Distributed Computation Resources for Earth System Grid Federation (ESGF)
The Sixth Assessment Report (AR6) is already in the planning stages and is estimated to create as much as two orders of magnitude more data than the AR5 distributed archive. It is clear that data analysis capabilities currently in use will be inadequate to allow for the necessary science to be done with AR6 data—the data will just be too big. A major paradigm shift from downloading data to local systems to perform data analytics must evolve to moving the analysis routines to the data and performing these computations on distributed platforms. In preparation for this need, the ESGF has started a Compute Working Team (CWT) to create solutions that allow users to perform distributed, high-performance data analytics on the AR6 data.
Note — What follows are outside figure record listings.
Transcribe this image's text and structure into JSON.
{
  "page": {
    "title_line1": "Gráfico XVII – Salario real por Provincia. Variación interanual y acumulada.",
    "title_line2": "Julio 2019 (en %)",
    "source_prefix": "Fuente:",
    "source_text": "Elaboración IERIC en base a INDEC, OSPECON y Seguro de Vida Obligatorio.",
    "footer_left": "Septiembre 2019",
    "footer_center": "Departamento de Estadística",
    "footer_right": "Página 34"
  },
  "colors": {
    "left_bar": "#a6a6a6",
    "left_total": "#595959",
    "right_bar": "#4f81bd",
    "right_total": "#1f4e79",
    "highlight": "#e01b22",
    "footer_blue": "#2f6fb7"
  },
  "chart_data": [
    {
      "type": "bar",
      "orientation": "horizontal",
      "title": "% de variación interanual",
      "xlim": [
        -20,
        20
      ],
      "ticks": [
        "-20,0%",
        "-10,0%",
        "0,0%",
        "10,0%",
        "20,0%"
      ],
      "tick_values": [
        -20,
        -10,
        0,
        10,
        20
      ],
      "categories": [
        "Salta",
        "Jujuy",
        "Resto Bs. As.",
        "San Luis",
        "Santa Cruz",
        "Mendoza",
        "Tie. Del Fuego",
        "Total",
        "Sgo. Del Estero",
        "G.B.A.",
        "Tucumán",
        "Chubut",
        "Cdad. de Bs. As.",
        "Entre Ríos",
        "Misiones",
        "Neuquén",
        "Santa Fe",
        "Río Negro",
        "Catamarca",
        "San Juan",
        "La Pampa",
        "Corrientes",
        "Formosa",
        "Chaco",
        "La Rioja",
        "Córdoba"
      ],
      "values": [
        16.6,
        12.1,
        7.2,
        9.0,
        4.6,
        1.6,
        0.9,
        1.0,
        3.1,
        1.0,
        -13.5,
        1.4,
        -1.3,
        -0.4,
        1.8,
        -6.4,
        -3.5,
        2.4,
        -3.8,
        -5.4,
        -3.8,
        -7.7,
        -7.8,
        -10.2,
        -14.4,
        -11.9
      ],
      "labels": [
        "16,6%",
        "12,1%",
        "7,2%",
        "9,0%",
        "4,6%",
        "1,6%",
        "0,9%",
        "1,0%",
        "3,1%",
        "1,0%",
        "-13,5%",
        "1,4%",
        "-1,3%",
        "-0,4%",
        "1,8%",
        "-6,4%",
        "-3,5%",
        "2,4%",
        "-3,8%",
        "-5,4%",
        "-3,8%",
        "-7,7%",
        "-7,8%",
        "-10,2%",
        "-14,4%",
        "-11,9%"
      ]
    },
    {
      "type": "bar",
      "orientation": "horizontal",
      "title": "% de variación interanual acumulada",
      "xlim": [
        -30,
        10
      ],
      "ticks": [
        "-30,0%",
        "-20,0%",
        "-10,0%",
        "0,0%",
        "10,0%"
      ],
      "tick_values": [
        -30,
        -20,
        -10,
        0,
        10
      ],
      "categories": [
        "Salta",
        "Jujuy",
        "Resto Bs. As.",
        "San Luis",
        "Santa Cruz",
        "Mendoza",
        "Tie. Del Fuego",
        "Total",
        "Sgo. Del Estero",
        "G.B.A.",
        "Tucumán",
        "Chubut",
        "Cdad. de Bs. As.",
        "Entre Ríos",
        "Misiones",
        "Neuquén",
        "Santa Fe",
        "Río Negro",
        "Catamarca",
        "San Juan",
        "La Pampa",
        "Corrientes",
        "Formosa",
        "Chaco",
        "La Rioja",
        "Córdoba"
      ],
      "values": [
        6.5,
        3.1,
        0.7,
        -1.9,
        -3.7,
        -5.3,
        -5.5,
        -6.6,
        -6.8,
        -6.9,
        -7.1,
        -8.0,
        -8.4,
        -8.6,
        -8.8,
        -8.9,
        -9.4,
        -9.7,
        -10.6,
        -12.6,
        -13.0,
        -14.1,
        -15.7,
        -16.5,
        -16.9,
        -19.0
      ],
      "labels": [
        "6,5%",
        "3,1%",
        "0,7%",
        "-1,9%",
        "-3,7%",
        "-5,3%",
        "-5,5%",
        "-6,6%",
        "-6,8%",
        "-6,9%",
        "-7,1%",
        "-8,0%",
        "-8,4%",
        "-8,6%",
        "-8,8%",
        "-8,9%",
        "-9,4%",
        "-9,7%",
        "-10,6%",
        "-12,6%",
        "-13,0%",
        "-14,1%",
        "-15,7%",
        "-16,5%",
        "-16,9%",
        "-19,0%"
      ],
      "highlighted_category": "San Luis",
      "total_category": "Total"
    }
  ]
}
The team will be designing and developing a general Application Programming Interface (API) to enable highly parallel, server-side processing throughout the ESGF data grid. This API will be integrated with multiple analysis and visualization tools, such as the Ultrascale Visualization Climate Data Analysis Tools (UV-CDAT), netCDF Operator (NCO), and others.
This presentation will provide an update on the ESGF CWT's overall approach toward enabling the necessary storage proximal computational capabilities to study climate change using the AR6 extreme scale distributed data archive. An update on the API will be provided along with a survey of the overall computational approaches being reviewed and studied by the members of the ESGF CWT.